Del. Alfonso Lopez (D-49th) was the only one of four members of the House of Delegates representing Arlington – the only one of the county’s seven-member delegation at all, in fact – to vote against the proposed economic-incentive package binding the state government and Amazon in what supporters say is a mutually beneficial arrangement.
Lopez, however, did not see it that way. While acknowledging there are good parts to the incentive package, which could net Amazon $750 million over the course of a decade or more, Lopez said the arrival of the retailer’s hordes was likely to put too much stress on housing costs in the 49th District, which includes much of Arlington south of Columbia Pike as well as adjoining areas in Fairfax County.
“My concern is for the current residents of the 49th,” Lopez said. “Folks are worried that they and other low-income families are going to be priced out.”
Higher housing costs will hurt renters, who make up a large segment of the district, but also could be problematic for homeowners, who face spiraling tax bills due to increasing assessments, Lopez said.

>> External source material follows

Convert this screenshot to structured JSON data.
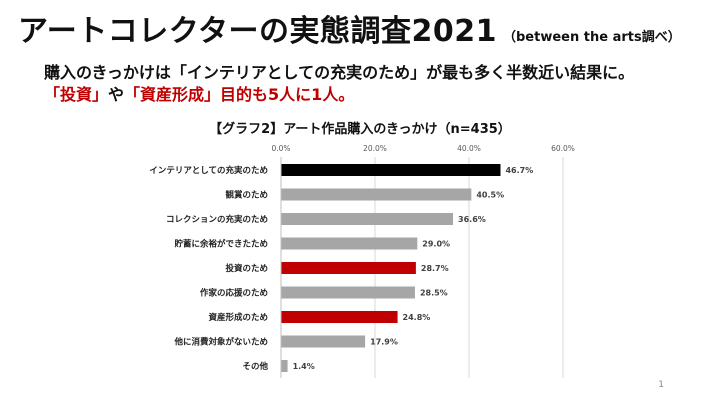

“I’ve heard repeatedly from my constituents . . . who are scared about their property values going up and up,” Lopez said Jan. 28 on the floor of the House of Delegates, where he was one of only 16 members to vote against the first Amazon-incentive bill in the pipeline. That bill, which drew support of 83 delegates, already had been passed by the state Senate and now heads to the desk of Gov. Northam.

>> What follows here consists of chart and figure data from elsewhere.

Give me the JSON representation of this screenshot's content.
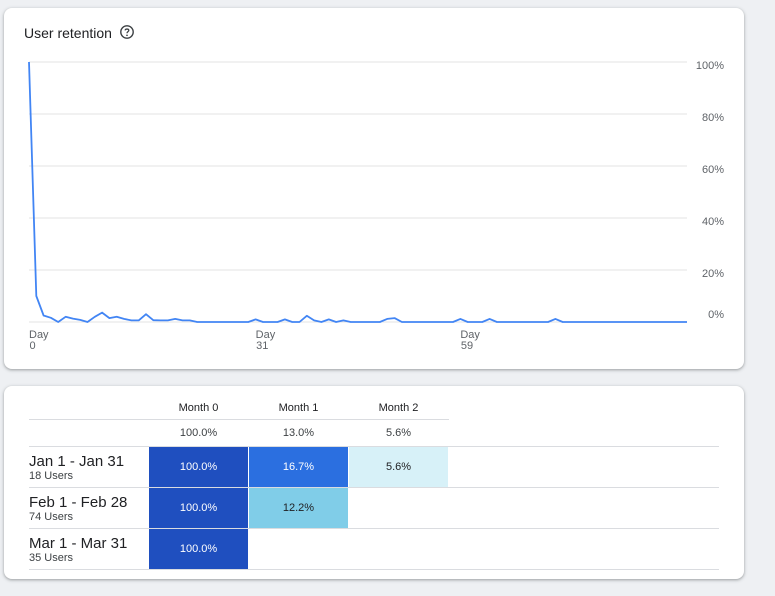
{
  "retention_card": {
    "title": "User retention",
    "icon": "help-circle-icon"
  },
  "chart_data": {
    "type": "line",
    "ylabel": "",
    "xlabel": "",
    "y_tick_labels": [
      "100%",
      "80%",
      "60%",
      "40%",
      "20%",
      "0%"
    ],
    "y_ticks": [
      100,
      80,
      60,
      40,
      20,
      0
    ],
    "ylim": [
      0,
      100
    ],
    "x_ticks": [
      {
        "day": 0,
        "line1": "Day",
        "line2": "0"
      },
      {
        "day": 31,
        "line1": "Day",
        "line2": "31"
      },
      {
        "day": 59,
        "line1": "Day",
        "line2": "59"
      }
    ],
    "xlim": [
      0,
      90
    ],
    "grid": true,
    "series": [
      {
        "color": "#4285f4",
        "x": [
          0,
          1,
          2,
          3,
          4,
          5,
          6,
          7,
          8,
          9,
          10,
          11,
          12,
          13,
          14,
          15,
          16,
          17,
          18,
          19,
          20,
          21,
          22,
          23,
          24,
          25,
          26,
          27,
          28,
          29,
          30,
          31,
          32,
          33,
          34,
          35,
          36,
          37,
          38,
          39,
          40,
          41,
          42,
          43,
          44,
          45,
          46,
          47,
          48,
          49,
          50,
          51,
          52,
          53,
          54,
          55,
          56,
          57,
          58,
          59,
          60,
          61,
          62,
          63,
          64,
          65,
          66,
          67,
          68,
          69,
          70,
          71,
          72,
          73,
          74,
          75,
          76,
          77,
          78,
          79,
          80,
          81,
          82,
          83,
          84,
          85,
          86,
          87,
          88,
          89,
          90
        ],
        "y": [
          100,
          10,
          2.5,
          1.6,
          0,
          2,
          1.3,
          0.8,
          0,
          2,
          3.6,
          1.5,
          2,
          1.2,
          0.6,
          0.6,
          3,
          0.7,
          0.6,
          0.6,
          1.2,
          0.6,
          0.6,
          0,
          0,
          0,
          0,
          0,
          0,
          0,
          0,
          1,
          0,
          0,
          0,
          1,
          0,
          0,
          2.4,
          0.6,
          0,
          1,
          0,
          0.6,
          0,
          0,
          0,
          0,
          0,
          1.2,
          1.5,
          0,
          0,
          0,
          0,
          0,
          0,
          0,
          0,
          1.2,
          0,
          0,
          0,
          1.2,
          0,
          0,
          0,
          0,
          0,
          0,
          0,
          0,
          1.2,
          0,
          0,
          0,
          0,
          0,
          0,
          0,
          0,
          0,
          0,
          0,
          0,
          0,
          0,
          0,
          0,
          0,
          0
        ]
      }
    ]
  },
  "cohort_table": {
    "columns": [
      "Month 0",
      "Month 1",
      "Month 2"
    ],
    "totals": [
      "100.0%",
      "13.0%",
      "5.6%"
    ],
    "rows": [
      {
        "label": "Jan 1 - Jan 31",
        "users": "18 Users",
        "cells": [
          "100.0%",
          "16.7%",
          "5.6%"
        ]
      },
      {
        "label": "Feb 1 - Feb 28",
        "users": "74 Users",
        "cells": [
          "100.0%",
          "12.2%"
        ]
      },
      {
        "label": "Mar 1 - Mar 31",
        "users": "35 Users",
        "cells": [
          "100.0%"
        ]
      }
    ],
    "colors": {
      "100.0%": "#1f4fbf",
      "16.7%": "#2b6fe0",
      "12.2%": "#80cde8",
      "5.6%": "#d7f1f8"
    }
  }
}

A day later, Lopez was one of 14 members who voted against a second, identical bill that had originated in the House of Delegates and was sent over to the Senate. That bill picked up 85 votes in support.

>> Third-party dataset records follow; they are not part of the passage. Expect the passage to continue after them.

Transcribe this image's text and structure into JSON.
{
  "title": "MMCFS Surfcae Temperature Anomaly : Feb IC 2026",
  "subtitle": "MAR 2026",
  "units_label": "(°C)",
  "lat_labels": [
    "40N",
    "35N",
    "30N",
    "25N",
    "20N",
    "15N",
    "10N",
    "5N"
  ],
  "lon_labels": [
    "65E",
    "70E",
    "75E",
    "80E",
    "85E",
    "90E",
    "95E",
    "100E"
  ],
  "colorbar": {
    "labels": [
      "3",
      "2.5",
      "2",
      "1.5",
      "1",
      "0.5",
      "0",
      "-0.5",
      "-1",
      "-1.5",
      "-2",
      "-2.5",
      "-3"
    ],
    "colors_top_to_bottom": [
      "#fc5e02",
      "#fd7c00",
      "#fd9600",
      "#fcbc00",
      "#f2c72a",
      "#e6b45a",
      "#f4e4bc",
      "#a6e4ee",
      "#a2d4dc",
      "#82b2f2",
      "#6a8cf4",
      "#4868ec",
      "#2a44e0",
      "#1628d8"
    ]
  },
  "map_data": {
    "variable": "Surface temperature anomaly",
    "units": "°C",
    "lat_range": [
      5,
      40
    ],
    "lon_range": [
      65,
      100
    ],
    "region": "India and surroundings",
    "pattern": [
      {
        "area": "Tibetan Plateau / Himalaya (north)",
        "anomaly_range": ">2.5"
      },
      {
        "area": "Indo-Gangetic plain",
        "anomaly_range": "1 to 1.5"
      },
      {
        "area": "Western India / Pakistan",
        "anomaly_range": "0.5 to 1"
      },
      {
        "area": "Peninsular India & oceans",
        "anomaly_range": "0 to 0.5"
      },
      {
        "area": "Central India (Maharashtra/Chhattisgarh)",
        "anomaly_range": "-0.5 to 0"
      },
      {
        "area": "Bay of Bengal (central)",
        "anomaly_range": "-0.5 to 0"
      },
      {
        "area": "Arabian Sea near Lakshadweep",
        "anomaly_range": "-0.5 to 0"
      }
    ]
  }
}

In each instance, other members of the county legislative delegation – Dels. Patrick Hope (D-47th), Rip Sullivan (D-48th) and Mark Levine (D-45th) – supported the measures, which have the backing of the Northam administration and Arlington’s three state senators.
On the broader issue of housing affordability, if not on the specifics of his Amazon vote, Lopez could find some solace in the words of state Sen. Adam Ebbin (D-30th), whose district overlaps in parts with the 49th House District.
“We must refocus our efforts on vulnerable populations and enable them to stay in the communities they have developed and in the homes that they have created,” Ebbin said in a recent newsletter to constituents. Ebbin made the pitch that legislation to support affordable-housing initiatives promoted by Democrats in Richmond was a positive development.
As to the Amazon vote itself, Hope suggested that Lopez was failing to see the forest for the trees.
“Opposing Amazon because of affordable housing fails to acknowledge the simple fact we had an affordable-housing crisis long before Amazon ever set its sights on Arlington,” he said. “The very best thing we can do to solve our affordable-housing crisis is to embrace Amazon and its 25,000 jobs coming to Arlington, and use the local and regional revenue generated from this once-in-a-lifetime investment to plow back into solving our affordable-housing crisis.”
Most of the delegates who voted against the Amazon measures came from their parties’ left and right flanks, strange political bedfellows but sharing philosophical objections to government funds being spent on what critics deride as corporate welfare. Lopez, however, positions himself as an insider, and has worked hard to be seen as pro-business.
But 2019 is shaping up to be an interesting year on the Democratic side, with a number of Arlington elected officials (including Commonwealth’s Attorney Theo Stamos and state Sen. Barbara Favola) finding themselves facing challenges coming from their left. Lopez, too, appears marked for competition in the June 11 primary, although the prospective challenger has not formally kicked off his campaign.
Even at the local level, Arlington elected officials appear to be treading lightly on Amazon – an issue that, just months ago, they were positively giddy to be associated with.
County Board Chairman Christian Dorsey said approval of the state’s economic-incentive package was a “welcome” development. But the County Board has been on the receiving end of some grief from left-leaning activists for its own, much smaller, incentive package that was announced when Amazon last November picked the Crystal City area to share with New York City in the spoils of its “HQ2” decision.
In what appeared to be words that were chosen with care, Dorsey said that the economic-incentive package between the local government and Amazon currently on the table is the product of the county manager, not the County Board, and is not fixed in stone.
The County Board “continues its conversation with our community – that package will come before the board for its consideration in the coming months,” said Dorsey, whose seat, along with that of colleague Katie Cristol, will be on the ballot in November.